Plus vicieux : une croix gam­mée est-elle un sym­bole poli­tique (natio­nal-socia­liste) ou reli­gieux (hin­dou) ? L’exemple est cari­ca­tu­ral, mais on ne compte pas le nombre de sym­boles d’une reli­gion qui, dans d’autres cultures ou d’autres lieux, ont des signi­fi­ca­tions tota­le­ment dif­fé­rentes. Doit-on confis­quer aux laïcs des sym­boles qu’il uti­li­se­raient “laï­que­ment”, sous pré­texte que d’autres peuvent les uti­li­ser religieusement ?

Et quid des tenues por­tant en elles-mêmes un sym­bole reli­gieux ? Doit-on inter­dire les tenues gothiques sous pré­texte qu’il s’a­git d’une réac­tion religieuse ?

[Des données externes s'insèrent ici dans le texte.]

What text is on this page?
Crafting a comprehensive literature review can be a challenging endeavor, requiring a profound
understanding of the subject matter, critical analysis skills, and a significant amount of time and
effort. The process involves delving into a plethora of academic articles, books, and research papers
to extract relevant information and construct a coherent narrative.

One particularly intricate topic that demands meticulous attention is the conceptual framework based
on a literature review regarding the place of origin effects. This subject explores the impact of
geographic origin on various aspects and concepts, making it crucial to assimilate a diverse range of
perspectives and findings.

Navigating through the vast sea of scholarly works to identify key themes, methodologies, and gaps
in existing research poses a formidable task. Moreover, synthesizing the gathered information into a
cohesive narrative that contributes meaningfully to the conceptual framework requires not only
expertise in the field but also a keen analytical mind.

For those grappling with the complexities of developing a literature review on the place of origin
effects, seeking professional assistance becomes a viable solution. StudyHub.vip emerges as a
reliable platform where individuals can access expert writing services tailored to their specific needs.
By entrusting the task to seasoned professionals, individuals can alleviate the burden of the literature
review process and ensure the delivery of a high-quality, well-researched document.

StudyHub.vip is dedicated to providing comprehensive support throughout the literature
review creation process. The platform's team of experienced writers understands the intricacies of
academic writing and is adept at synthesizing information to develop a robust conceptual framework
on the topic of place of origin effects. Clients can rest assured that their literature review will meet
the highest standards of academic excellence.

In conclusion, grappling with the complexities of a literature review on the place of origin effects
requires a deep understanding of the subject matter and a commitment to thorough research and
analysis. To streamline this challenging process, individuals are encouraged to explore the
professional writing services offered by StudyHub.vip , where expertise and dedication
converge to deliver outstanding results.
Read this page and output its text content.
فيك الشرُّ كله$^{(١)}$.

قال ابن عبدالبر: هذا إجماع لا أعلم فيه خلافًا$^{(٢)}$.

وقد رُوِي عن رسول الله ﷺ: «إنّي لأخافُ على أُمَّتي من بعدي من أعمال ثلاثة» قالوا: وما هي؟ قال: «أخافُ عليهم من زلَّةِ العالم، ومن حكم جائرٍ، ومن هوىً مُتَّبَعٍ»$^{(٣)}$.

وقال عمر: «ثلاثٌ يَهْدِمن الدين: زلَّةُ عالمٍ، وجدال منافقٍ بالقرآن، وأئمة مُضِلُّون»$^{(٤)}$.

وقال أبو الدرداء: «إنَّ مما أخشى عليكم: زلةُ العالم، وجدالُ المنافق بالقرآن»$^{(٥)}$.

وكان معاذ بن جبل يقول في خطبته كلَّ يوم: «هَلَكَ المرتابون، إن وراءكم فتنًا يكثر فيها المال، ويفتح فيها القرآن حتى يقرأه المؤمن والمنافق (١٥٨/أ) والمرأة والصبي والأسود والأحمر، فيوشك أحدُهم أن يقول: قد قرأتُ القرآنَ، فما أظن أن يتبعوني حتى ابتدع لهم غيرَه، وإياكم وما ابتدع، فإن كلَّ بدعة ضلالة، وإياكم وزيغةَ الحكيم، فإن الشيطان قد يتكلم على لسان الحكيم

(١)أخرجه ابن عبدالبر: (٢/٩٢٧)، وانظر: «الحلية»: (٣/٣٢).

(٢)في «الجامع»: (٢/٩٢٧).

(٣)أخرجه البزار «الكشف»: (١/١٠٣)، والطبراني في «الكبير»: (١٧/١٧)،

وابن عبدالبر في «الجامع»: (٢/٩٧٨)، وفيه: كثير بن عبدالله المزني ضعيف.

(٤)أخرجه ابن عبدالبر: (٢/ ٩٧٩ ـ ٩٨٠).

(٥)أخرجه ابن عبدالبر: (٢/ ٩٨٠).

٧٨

Je vais pous­ser plus loin : l’in­ter­dit de la nudi­té est très lar­ge­ment par­ta­gé par les reli­gions du Livre, por­té par l’An­cien tes­ta­ment : “leurs yeux s’ouvrirent, et ils sur­ent qu’ils étaient nus”. Dans de nom­breuses cultures, les êtres humains allaient nus jus­qu’à ce que les curés viennent leur incul­quer la honte de leur corps. Dès lors, ne doit-on pas consi­dé­rer tout vête­ment comme un signe reli­gieux ? En par­ti­cu­lier, toute per­sonne por­tant un maillot de bain à la plage en été ne mani­feste-t-elle pas un com­plexe religieux ?

La réa­li­té, c’est qu’in­ter­dire tout signe reli­gieux est impos­sible, parce que tout peut être un signe reli­gieux — il suf­fit qu’une reli­gion décide de l’a­dop­ter comme sym­bole. Si, demain, je fonde une reli­gion basée sur le mar­ron chaud, les ven­deurs de Noël feront lar­ge­ment œuvre de pro­sé­ly­tisme — ah par­don, on me souffle que “Noël” est déjà une fête religieuse.

La laï­ci­té n’est pas l’an­ti-clé­ri­ca­lisme, ni l’a­théisme, ni l’ag­nos­ti­cisme. La laï­ci­té dit que la reli­gion est un choix pri­vé de l’in­di­vi­du que cha­cun est libre d’as­su­mer selon les moda­li­tés de son choix, dès lors que celles-ci n’in­ter­fèrent pas dans les liber­tés des autres.

Lorsque quel­qu’un pro­mène une croix, une kip­pa ou une robe orange dans la rue, inter­fère-t-il avec ma liber­té de croire ? Fran­che­ment, je ne vois pas en quoi. Je ne vois donc pas en quoi la laï­ci­té inter­dit de por­ter des signes reli­gieux dans l’es­pace public.

Il ne s’a­git pas, évi­dem­ment, d’au­to­ri­ser qui­conque à déran­ger l’es­pace public par sa reli­gion. Prier dans la rue, par exemple, est une atteinte à l’ordre public : cela nuit à la cir­cu­la­tion des gens. Cela doit donc être répri­mé confor­mé­ment aux lois sur l’at­teinte à l’ordre public ou à la libre cir­cu­la­tion. Appe­ler au meurtre d’un réa­li­sa­teur est une apo­lo­gie de crime et doit être répri­mé. Deman­der des auto­da­fés de Char­lie heb­do est une atteinte à la liber­té d’ex­pres­sion et doit être réprimé.

Bref, il n’est abso­lu­ment pas ques­tion d’au­to­ri­ser les phé­no­mènes extré­mistes à nous dic­ter nos com­por­te­ments, notre humour ou nos goûts.

Mais vou­loir inter­dire tout signe reli­gieux, en plus d’être inap­pli­cable, est une réac­tion extré­miste face à un phé­no­mène paci­fique. Le fas­cisme n’est pas dans ceux qui portent une kip­pa ou ont une croix sur leur cos­tard ; il est dans ceux qui sou­haitent régler la façon dont les autres parlent, mangent, s’ha­billent. C’est contre eux qu’il faut lut­ter, pas contre les simples croyants qui foutent la paix au reste du monde.

Et c’est aus­si valable en dehors de la reli­gion, d’ailleurs.